Depois de anos de luta, Domingos Aloísio, que vive na ilha há cerca de 40 anos, revisita o passado de “muitas promessas que nunca foram cumpridas”. Também Rosa Pinto, nascida ali há 69 anos, recorda que “diziam que isto ia a baixo, andaram muitos anos a vir cá e depois nunca mais voltaram”. Mas, agora, os primeiros ventos de mudança parecem começar a fazer sentir-se: “isto nunca foi encarado como é agora”. E as dúvidas em relação ao futuro dão lugar à expectativa. Hoje surge esperança: quando se veem “as pessoas a vir cá, acredito mais que isto vai andar”.

É por acreditar que as ilhas podem ser uma alternativa aos bairros em altura, constituindo-se como uma oportunidade e um novo conceito de habitação mesmo no coração da cidade – a habitação lowcost –, que o antropólogo Fernando Matos agarrou-se à Ilha da Bela Vista, no Laboratório de Habitação Básica e Social (LHBS). Esta corresponde a uma tipologia de habitação que abre portas à fixação de “casais jovens, de estudantes e à heterogeneidade social”, ao mesmo tempo que permite que “os que estão lá a viver se mantenham”. Diminuir a exclusão social, melhorar a qualidade de vida e a mobilidade da população e, “acima de tudo devolver a vida à cidade” são os grandes objetivos deste projeto que vê, em julho, o arrancar das obras.

Modelos de construção

Todo o processo de construção deve ser de baixo custo, cujos valores finais não excedam os 10.000 euros, de modo a gerarem rendas mensais que não ultrapassem os 200 euros, sendo atribuídas segundo os rendimentos das famílias e dando prioridade aos habitantes que sempre viveram nessa ilha. Muitos deles, já perto dos 80 anos, e para os quais a atualização da renda não irá representar uma subida excessiva até porque, como afirma Fernando Matos, promotor do projeto, “seria imoral pedir a um idoso uma renda insuportável”. Para isso, a proposta é “fazer casas através do aproveitamento do espaço, compensando o pouco espaço com bons desenhos”, como explica um dos arquitetos do projeto, Fábio Rodrigues.

A fachada dos edifícios irá manter-se, assim como todo o perfil do bairro. As habitações terão áreas compreendidas entre os 20 e os 47 metros quadrados e serão o mais sustentável possível. Para Fábio Rodrigues, a ideia desta construção é, “através de técnicas passivas, sem material muito caro e aproveitando a dinâmica do próprio espaço”, resolver os problemas de iluminação, aquecimento e ventilação. Também Fernando Matos reforça que o objetivo deste projeto é construir “habitação básica, introduzindo qualidade em termos de aquecimento e acústica, sem que haja grandes alterações de áreas”.

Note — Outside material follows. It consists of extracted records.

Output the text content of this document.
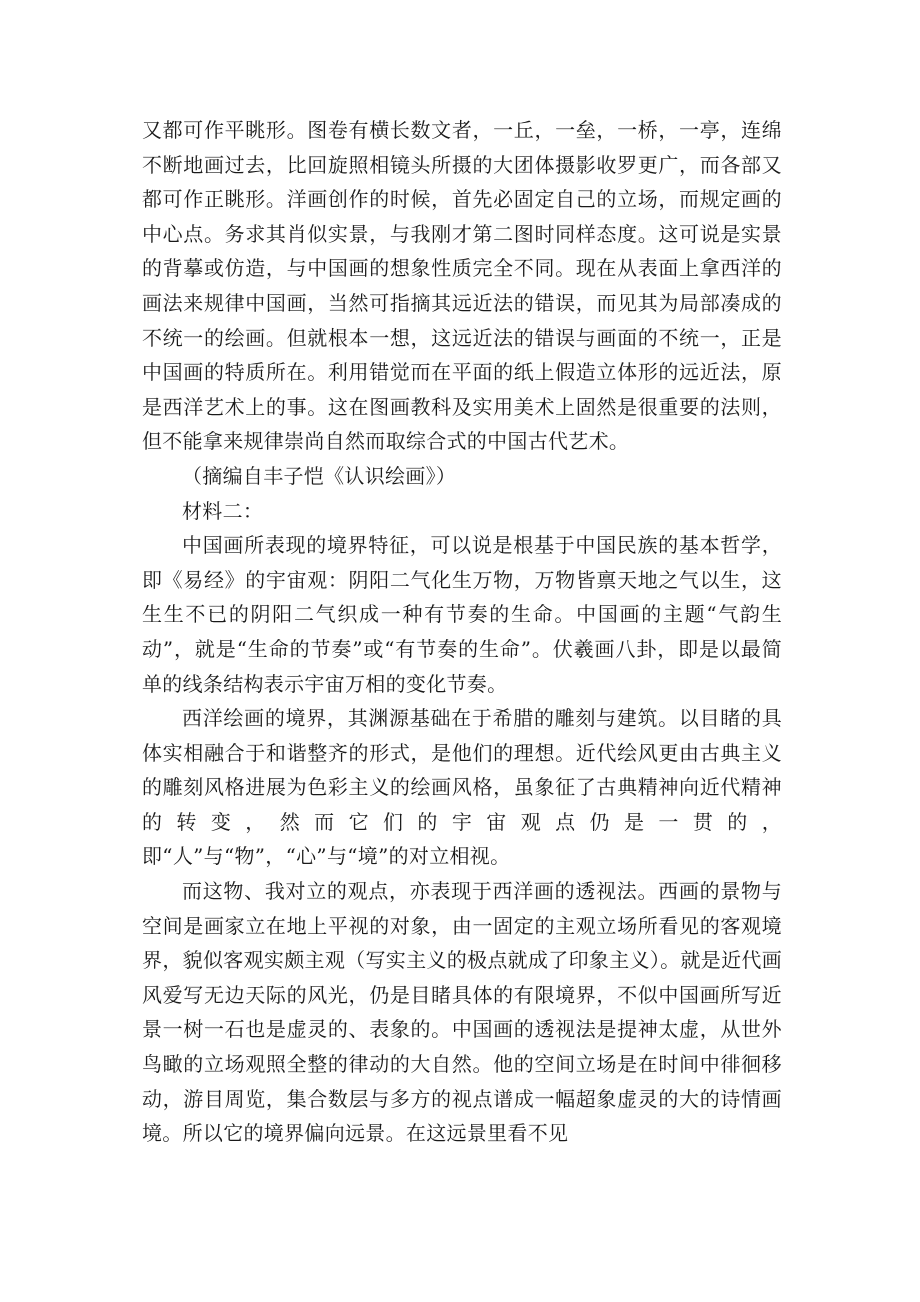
又都可作平眺形。图卷有横长数文者，一丘，一垒，一桥，一亭，连绵不断地画过去，比回旋照相镜头所摄的大团体摄影收罗更广，而各部又都可作正眺形。洋画创作的时候，首先必固定自己的立场，而规定画的中心点。务求其肖似实景，与我刚才第二图时同样态度。这可说是实景的背摹或仿造，与中国画的想象性质完全不同。现在从表面上拿西洋的画法来规律中国画，当然可指摘其远近法的错误，而见其为局部凑成的不统一的绘画。但就根本一想，这远近法的错误与画面的不统一，正是中国画的特质所在。利用错觉而在平面的纸上假造立体形的远近法，原是西洋艺术上的事。这在图画教科及实用美术上固然是很重要的法则，但不能拿来规律崇尚自然而取综合式的中国古代艺术。

（摘编自丰子恺《认识绘画》）

材料二：

中国画所表现的境界特征，可以说是根基于中国民族的基本哲学，即《易经》的宇宙观：阴阳二气化生万物，万物皆禀天地之气以生，这生生不已的阴阳二气织成一种有节奏的生命。中国画的主题“气韵生动”，就是“生命的节奏”或“有节奏的生命”。伏羲画八卦，即是以最简单的线条结构表示宇宙万相的变化节奏。

西洋绘画的境界，其渊源基础在于希腊的雕刻与建筑。以目睹的具体实相融合于和谐整齐的形式，是他们的理想。近代绘风更由古典主义的雕刻风格进展为色彩主义的绘画风格，虽象征了古典精神向近代精神的转变，然而它们的宇宙观点仍是一贯的，即“人”与“物”，“心”与“境”的对立相视。

而这物、我对立的观点，亦表现于西洋画的透视法。西画的景物与空间是画家立在地上平视的对象，由一固定的主观立场所看见的客观境界，貌似客观实颇主观（写实主义的极点就成了印象主义）。就是近代画风爱写无边天际的风光，仍是目睹具体的有限境界，不似中国画所写近景一树一石也是虚灵的、表象的。中国画的透视法是提神太虚，从世外鸟瞰的立场观照全整的律动的大自然。他的空间立场是在时间中徘徊移动，游目周览，集合数层与多方的视点谱成一幅超象虚灵的大的诗情画境。所以它的境界偏向远景。在这远景里看不见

A arquitetura é o pilar deste projeto, a par de uma forte valorização do associativismo de moradores, através de uma aposta sólida numa programação que, de acordo com Fernando Matos, traduz-se num “mix de convergências inteligentes, criativas e solidárias em prol de um projeto que queremos pragmático e que seja um modelo de reabilitação a custos básicos para a cidade do Porto”, devendo ter sempre o cuidado de incluir os próprios moradores.
Este projeto resulta de vinte anos de estudo desta tipologia de habitação e de um conjunto de sinergias entre várias entidades: a Escola Superior Artística do Porto, Instituto Superior de Serviço Social do Porto e as Universidades do Minho, de São Paulo, Boston, Passo Fundo e de Harvard, mas que também conta com o apoio da Câmara Municipal do Porto, que vê agora no novo presidente uma lufada de ar fresco: “havia um compromisso que se o Dr. Rui Moreira ganhasse a câmara o laboratório seria instalado na Bela Vista”.

Domingos, Rosa, Manuel e Ana são os rostos da Bela Vista, os resistentes, que viram pessoas a chegar e a partir, uns nascer, outros morrer, viram e ouviram de tudo sem que nada acontecesse. Para já, o entusiasmo é geral e os pedidos são os mesmos: uma “casinha pequena” e gente boa, que venha com boa fé e com “espírito de bem-estar”, especialmente “casais com crianças, que deem vida a isto”.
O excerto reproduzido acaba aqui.